The European Central Bank has pushed interest rates into negative territory to discourage financial institutions from letting money sit idle. The policy is intended to push commercial banks to pump money into the economy to boost spending and borrowing.
Burg-Waechter KG, Germany’s biggest safe manufacturer, told that newspaper that sales jumped 25 percent from a year earlier, while competitors Format Tresorbau GmbH and Hartmann Tresore AG also saw big increases.
The ECB’s negative interest rate policy mostly affects financial institutions, but individuals with big accounts at one small Germany bank are now paying for the privilege of having their money stored in a vault.
Raiffeisenbank Gmund, a small cooperative bank in the Bavarian town of Gmund, today started charging customers 0.4 percent on deposits greater than 100,000 euros.

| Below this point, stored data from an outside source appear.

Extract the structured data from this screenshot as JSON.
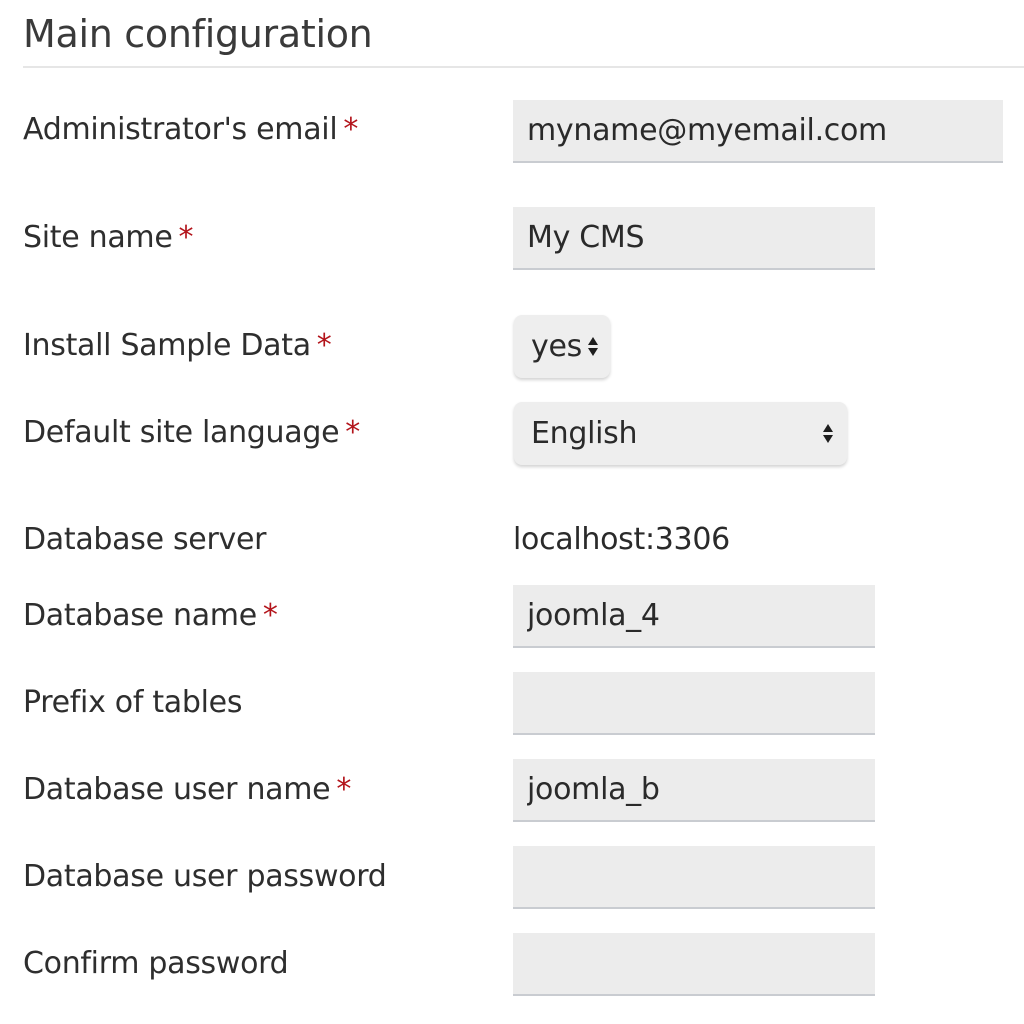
{
  "section": {
    "title": "Main configuration"
  },
  "required_marker": "*",
  "fields": {
    "admin_email": {
      "label": "Administrator's email",
      "value": "myname@myemail.com"
    },
    "site_name": {
      "label": "Site name",
      "value": "My CMS"
    },
    "sample_data": {
      "label": "Install Sample Data",
      "selected": "yes"
    },
    "site_language": {
      "label": "Default site language",
      "selected": "English"
    },
    "db_server": {
      "label": "Database server",
      "value": "localhost:3306"
    },
    "db_name": {
      "label": "Database name",
      "value": "joomla_4"
    },
    "table_prefix": {
      "label": "Prefix of tables",
      "value": ""
    },
    "db_user": {
      "label": "Database user name",
      "value": "joomla_b"
    },
    "db_password": {
      "label": "Database user password",
      "value": ""
    },
    "confirm_password": {
      "label": "Confirm password",
      "value": ""
    }
  },
  "colors": {
    "required": "#b3141b",
    "field_bg": "#ececec",
    "field_border": "#c9ccd1"
  },
  "icons": {
    "select_arrows": "up-down-chevron-icon"
  }
}
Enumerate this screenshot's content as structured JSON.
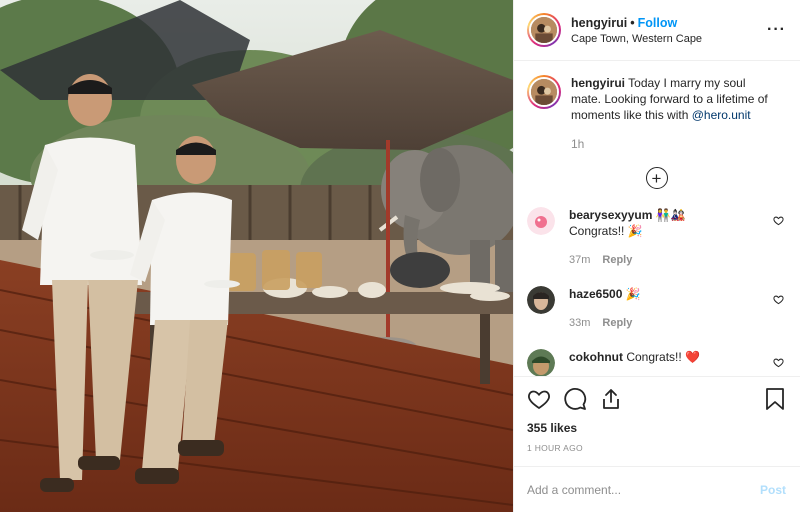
{
  "header": {
    "username": "hengyirui",
    "separator": "•",
    "follow_label": "Follow",
    "location": "Cape Town, Western Cape",
    "more_label": "···"
  },
  "caption": {
    "username": "hengyirui",
    "text": "Today I marry my soul mate. Looking forward to a lifetime of moments like this with",
    "mention": "@hero.unit",
    "time": "1h"
  },
  "load_more_label": "+",
  "comments": [
    {
      "username": "bearysexyyum",
      "text": "👫🎎 Congrats!! 🎉",
      "time": "37m",
      "reply": "Reply"
    },
    {
      "username": "haze6500",
      "text": "🎉",
      "time": "33m",
      "reply": "Reply"
    },
    {
      "username": "cokohnut",
      "text": "Congrats!! ❤️",
      "time": "",
      "reply": ""
    }
  ],
  "likes": "355 likes",
  "posted_ago": "1 HOUR AGO",
  "comment_input": {
    "placeholder": "Add a comment..."
  },
  "post_label": "Post",
  "colors": {
    "link": "#0095f6",
    "muted": "#8e8e8e",
    "post_disabled": "#b2dffc"
  }
}
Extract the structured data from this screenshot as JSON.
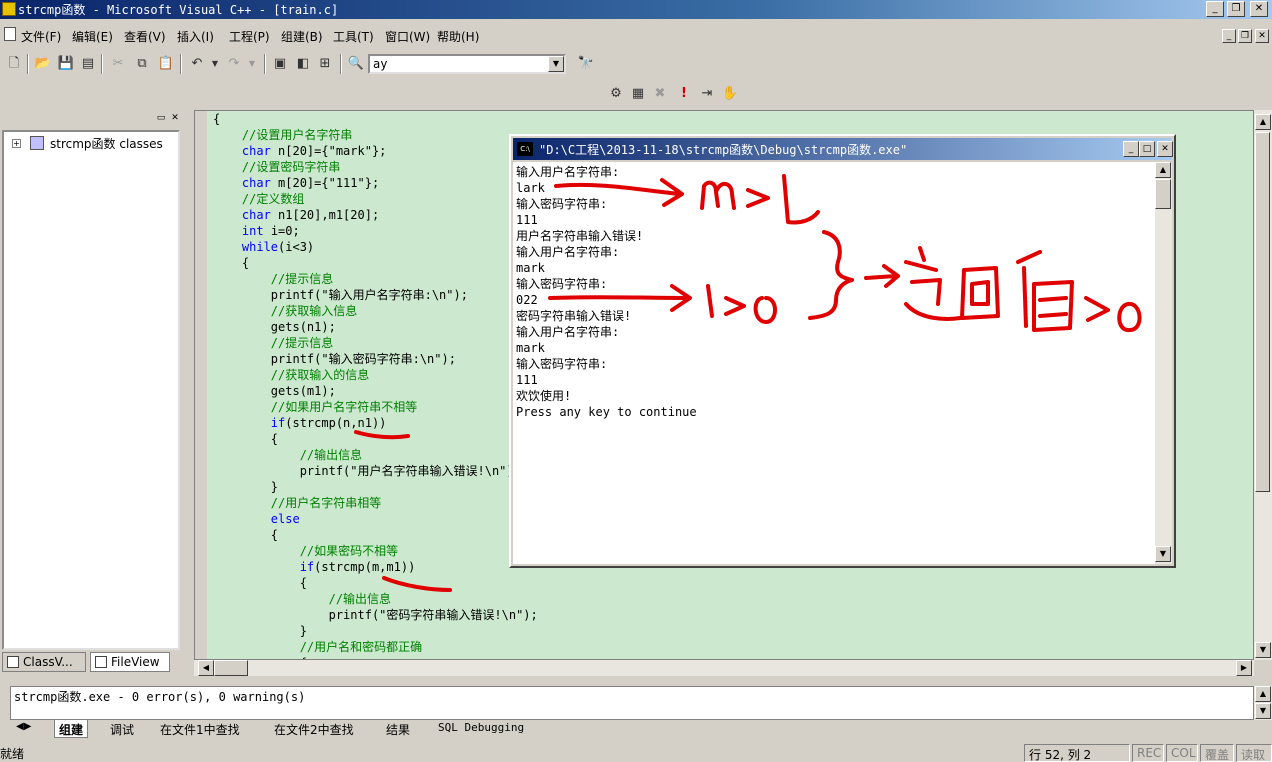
{
  "window": {
    "title": "strcmp函数 - Microsoft Visual C++ - [train.c]",
    "minimize": "_",
    "restore": "❐",
    "close": "✕"
  },
  "menu": {
    "items": [
      "文件(F)",
      "编辑(E)",
      "查看(V)",
      "插入(I)",
      "工程(P)",
      "组建(B)",
      "工具(T)",
      "窗口(W)",
      "帮助(H)"
    ]
  },
  "toolbar": {
    "find_combo_value": "ay",
    "buttons": [
      "new-file-icon",
      "open-folder-icon",
      "save-icon",
      "save-all-icon",
      "cut-icon",
      "copy-icon",
      "paste-icon",
      "undo-icon",
      "redo-icon",
      "workspace-icon",
      "output-icon",
      "window-list-icon",
      "find-in-files-icon",
      "find-icon"
    ],
    "build_buttons": [
      "compile-icon",
      "build-icon",
      "stop-build-icon",
      "execute-icon",
      "go-icon",
      "breakpoint-icon"
    ]
  },
  "workspace": {
    "tree_root": "strcmp函数 classes",
    "tabs": [
      "ClassV...",
      "FileView"
    ]
  },
  "editor": {
    "lines": [
      [
        [
          "p",
          "{"
        ]
      ],
      [
        [
          "p",
          "    "
        ],
        [
          "c",
          "//设置用户名字符串"
        ]
      ],
      [
        [
          "p",
          "    "
        ],
        [
          "k",
          "char"
        ],
        [
          "p",
          " n[20]={\"mark\"};"
        ]
      ],
      [
        [
          "p",
          "    "
        ],
        [
          "c",
          "//设置密码字符串"
        ]
      ],
      [
        [
          "p",
          "    "
        ],
        [
          "k",
          "char"
        ],
        [
          "p",
          " m[20]={\"111\"};"
        ]
      ],
      [
        [
          "p",
          "    "
        ],
        [
          "c",
          "//定义数组"
        ]
      ],
      [
        [
          "p",
          "    "
        ],
        [
          "k",
          "char"
        ],
        [
          "p",
          " n1[20],m1[20];"
        ]
      ],
      [
        [
          "p",
          "    "
        ],
        [
          "k",
          "int"
        ],
        [
          "p",
          " i=0;"
        ]
      ],
      [
        [
          "p",
          "    "
        ],
        [
          "k",
          "while"
        ],
        [
          "p",
          "(i<3)"
        ]
      ],
      [
        [
          "p",
          "    {"
        ]
      ],
      [
        [
          "p",
          "        "
        ],
        [
          "c",
          "//提示信息"
        ]
      ],
      [
        [
          "p",
          "        printf(\"输入用户名字符串:\\n\");"
        ]
      ],
      [
        [
          "p",
          "        "
        ],
        [
          "c",
          "//获取输入信息"
        ]
      ],
      [
        [
          "p",
          "        gets(n1);"
        ]
      ],
      [
        [
          "p",
          "        "
        ],
        [
          "c",
          "//提示信息"
        ]
      ],
      [
        [
          "p",
          "        printf(\"输入密码字符串:\\n\");"
        ]
      ],
      [
        [
          "p",
          "        "
        ],
        [
          "c",
          "//获取输入的信息"
        ]
      ],
      [
        [
          "p",
          "        gets(m1);"
        ]
      ],
      [
        [
          "p",
          "        "
        ],
        [
          "c",
          "//如果用户名字符串不相等"
        ]
      ],
      [
        [
          "p",
          "        "
        ],
        [
          "k",
          "if"
        ],
        [
          "p",
          "(strcmp(n,n1))"
        ]
      ],
      [
        [
          "p",
          "        {"
        ]
      ],
      [
        [
          "p",
          "            "
        ],
        [
          "c",
          "//输出信息"
        ]
      ],
      [
        [
          "p",
          "            printf(\"用户名字符串输入错误!\\n\");"
        ]
      ],
      [
        [
          "p",
          "        }"
        ]
      ],
      [
        [
          "p",
          "        "
        ],
        [
          "c",
          "//用户名字符串相等"
        ]
      ],
      [
        [
          "p",
          "        "
        ],
        [
          "k",
          "else"
        ]
      ],
      [
        [
          "p",
          "        {"
        ]
      ],
      [
        [
          "p",
          "            "
        ],
        [
          "c",
          "//如果密码不相等"
        ]
      ],
      [
        [
          "p",
          "            "
        ],
        [
          "k",
          "if"
        ],
        [
          "p",
          "(strcmp(m,m1))"
        ]
      ],
      [
        [
          "p",
          "            {"
        ]
      ],
      [
        [
          "p",
          "                "
        ],
        [
          "c",
          "//输出信息"
        ]
      ],
      [
        [
          "p",
          "                printf(\"密码字符串输入错误!\\n\");"
        ]
      ],
      [
        [
          "p",
          "            }"
        ]
      ],
      [
        [
          "p",
          "            "
        ],
        [
          "c",
          "//用户名和密码都正确"
        ]
      ],
      [
        [
          "p",
          "            {"
        ]
      ]
    ]
  },
  "console": {
    "title": "\"D:\\C工程\\2013-11-18\\strcmp函数\\Debug\\strcmp函数.exe\"",
    "icon_text": "C:\\",
    "output": [
      "输入用户名字符串:",
      "lark",
      "输入密码字符串:",
      "111",
      "用户名字符串输入错误!",
      "输入用户名字符串:",
      "mark",
      "输入密码字符串:",
      "022",
      "密码字符串输入错误!",
      "输入用户名字符串:",
      "mark",
      "输入密码字符串:",
      "111",
      "欢饮使用!",
      "Press any key to continue"
    ]
  },
  "output_pane": {
    "text": "strcmp函数.exe - 0 error(s), 0 warning(s)",
    "tabs": [
      "组建",
      "调试",
      "在文件1中查找",
      "在文件2中查找",
      "结果",
      "SQL Debugging"
    ]
  },
  "statusbar": {
    "message": "就绪",
    "position": "行 52, 列 2",
    "indicators": [
      "REC",
      "COL",
      "覆盖",
      "读取"
    ]
  },
  "colors": {
    "editor_bg": "#cce8cf",
    "keyword": "#0000ff",
    "comment": "#008000",
    "annotation_ink": "#e00000"
  }
}
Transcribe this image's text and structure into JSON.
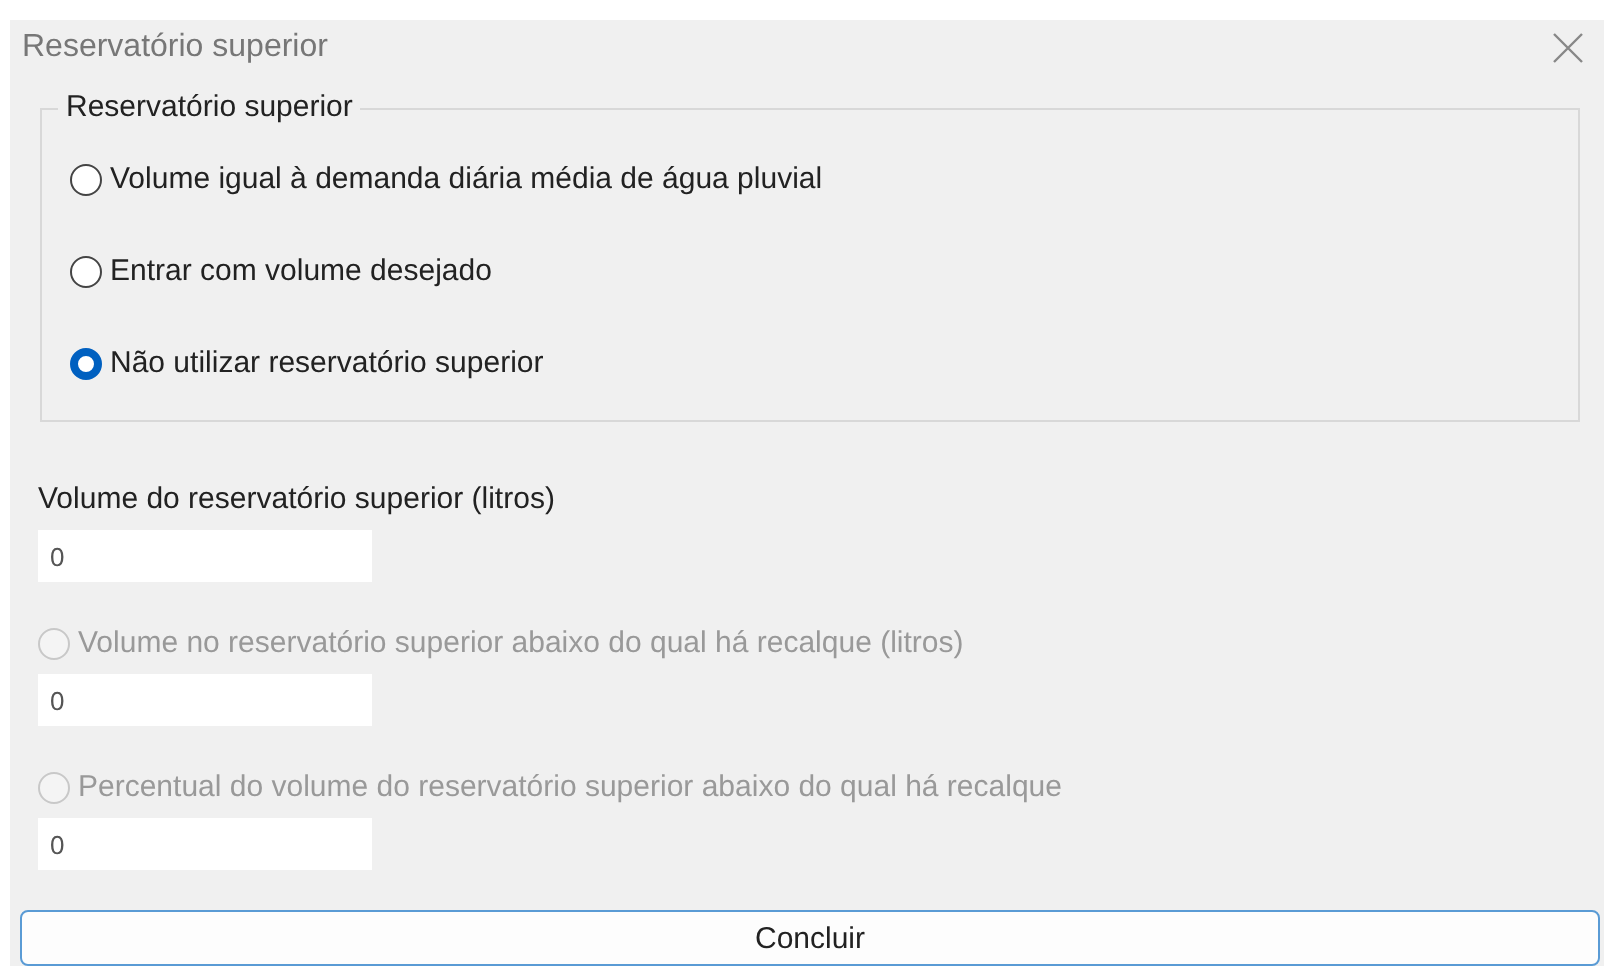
{
  "window": {
    "title": "Reservatório superior"
  },
  "group": {
    "title": "Reservatório superior",
    "options": [
      {
        "label": "Volume igual à demanda diária média de água pluvial",
        "selected": false
      },
      {
        "label": "Entrar com volume desejado",
        "selected": false
      },
      {
        "label": "Não utilizar reservatório superior",
        "selected": true
      }
    ]
  },
  "volume": {
    "label": "Volume do reservatório superior (litros)",
    "value": "0"
  },
  "options": [
    {
      "label": "Volume no reservatório superior abaixo do qual há recalque (litros)",
      "selected": false,
      "disabled": true,
      "value": "0"
    },
    {
      "label": "Percentual do volume do reservatório superior abaixo do qual há recalque",
      "selected": false,
      "disabled": true,
      "value": "0"
    }
  ],
  "buttons": [
    "Concluir"
  ]
}
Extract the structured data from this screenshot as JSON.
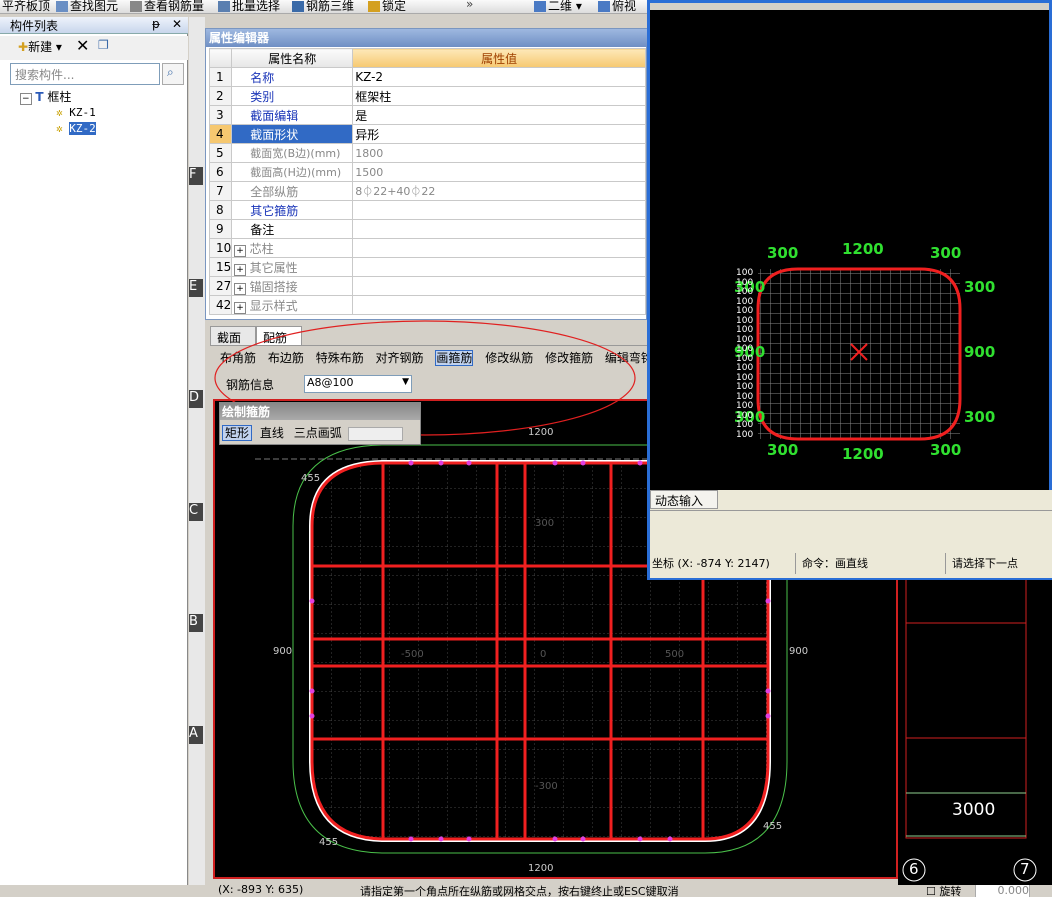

“Germany’s love of cash is driven largely by its anonymity,” according to the WSJ. “One legacy of the Nazis and East Germany’s Stasi secret police is a fear of government snooping, and many Germans are spooked by proposals of banning cash transactions that exceed €5,000. Many Germans think the ECB’s plan to phase out the €500 bill is only the beginning of getting rid of cash altogether.”